Настенные часы замирают; мигающие огоньки на мониторах гаснут; звон телефона обрывается. Иона, обернувшийся спиной ко мне и к Маринус, застывает на месте. Я встаю и, спотыкаясь, отхожу от кровати. Не могу отвязаться от мысли, что Маринус, наша гостья, не может знать о нас с Ионой больше, чем мы с Ионой знаем о ней. Простой смертный, пусть даже и психотерапевт, не может лежать в воплощенной кровати внутри оризона и глядеть на нас с откровенной скукой, будто на затянувшемся собрании. И тем не менее очевидно, что именно это и происходит. Хотя этого не может быть.

– У вашего операнда масса недостатков, но самое нелепое – это ваш обалдин, – невозмутимо продолжает наша гостья. – Нет, судите сами: анима-абортивное средство, которое пациент должен принять исключительно по своей воле, иначе оно не сработает. Полный нонсенс! Такой примитивной формулой на Пути Мрака вот уже лет шестьдесят никто не пользуется. На что вы надеялись, Грэйеры, когда его изобретали? В усовершенствованном виде вы бы мне его без особых хлопот скормили. Ну, во всяком случае, теоретически.

«Сестрица, кто она такая?» – телеграммирует Иона.

«Тревога! – телеграммирую я. – Готовься к битве. Иначе нам конец».

«Давай ее убьем. Немедленно», – настаивает он.

«Если ее убить, то ее душа от нас ускользнет, – телеграммирую я открытым текстом. – А если ее душа ускользнет, операнд умрет. Он и девяти часов не продержится, не то что девяти лет. А если операнд умрет, то исчезнет и лакуна».

– А без лакуны все захлестнет время внешнего мира, ваши перворожденные тела иссохнут, а ваши души уйдут во Мрак, верно? – неторопливо произносит Маринус. – Сто шестнадцать лет пожили – и хватит.

Иона, ошарашенный не меньше моего, телеграммирует:

«Сестрица, что происходит? Неужели эта ушлая стерва нас слышит

Маринус укоризненно цокает языком:

– Мистер Грэйер, как вам не стыдно! Выражений похлеще нельзя было подобрать? В наши дни «стерва» – похвала, а не оскорбление. Вы б еще веточкой сельдерея на меня замахнулись, право слово! Значит, я стерва, да к тому же ушлая? Вы же меня сами в гости пригласили, я не напрашивалась. В чем вы здесь ушлость усмотрели? Нехорошо. Очень некрасиво с вашей стороны.

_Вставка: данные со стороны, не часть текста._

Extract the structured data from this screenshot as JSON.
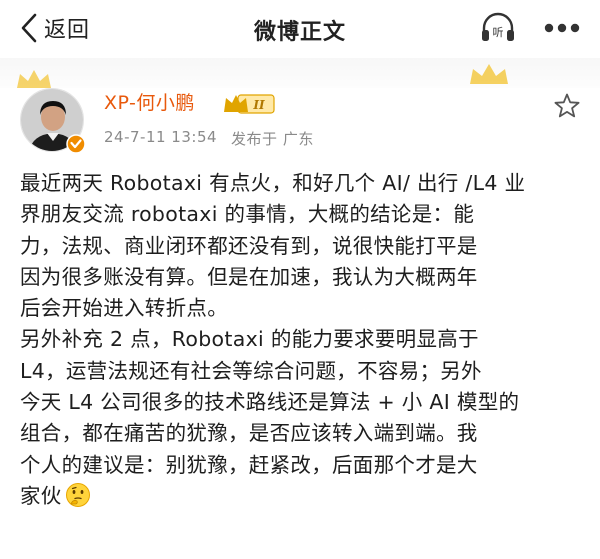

Небрежно вычерченным глифом Маринус мгновенно развоплощает шейный корсет и капельницу. Мы ошеломленно глядим на нашу гостью.

– Да-да, я знаю, суборизон в оризоне, пузырек в пузыре на чердаке дома. Вполне сносная копия. Но откуда в государственной больнице взялась минеральная вода «Эвиан»? Нет, можете не объяснять, и так понятно, кому принадлежит эта гениальная идея. – Она глядит на меня, но кивает на брата.

Я молчу. Она неторопливо встает с кровати. Мы с Ионой отступаем на шаг.

– Вы, мисс Грэйер, не стали бы тратить силы на воплощение бутылки французской минералки в воображаемой палате государственной больницы, особенно после вашей сверхсекретной вылазки в лечебницу Докинса. Да-да, я заметила, что вы меня глазами Вив Сингх изучали. Вы меня обольщали, а я вас обольщала. Такая вот компания обольстителей подобралась. Хороша пижамка-то… – Она делает небрежный росчерк в воздухе и оказывается в прежней одежде. – Только я к своему наряду больше привыкла.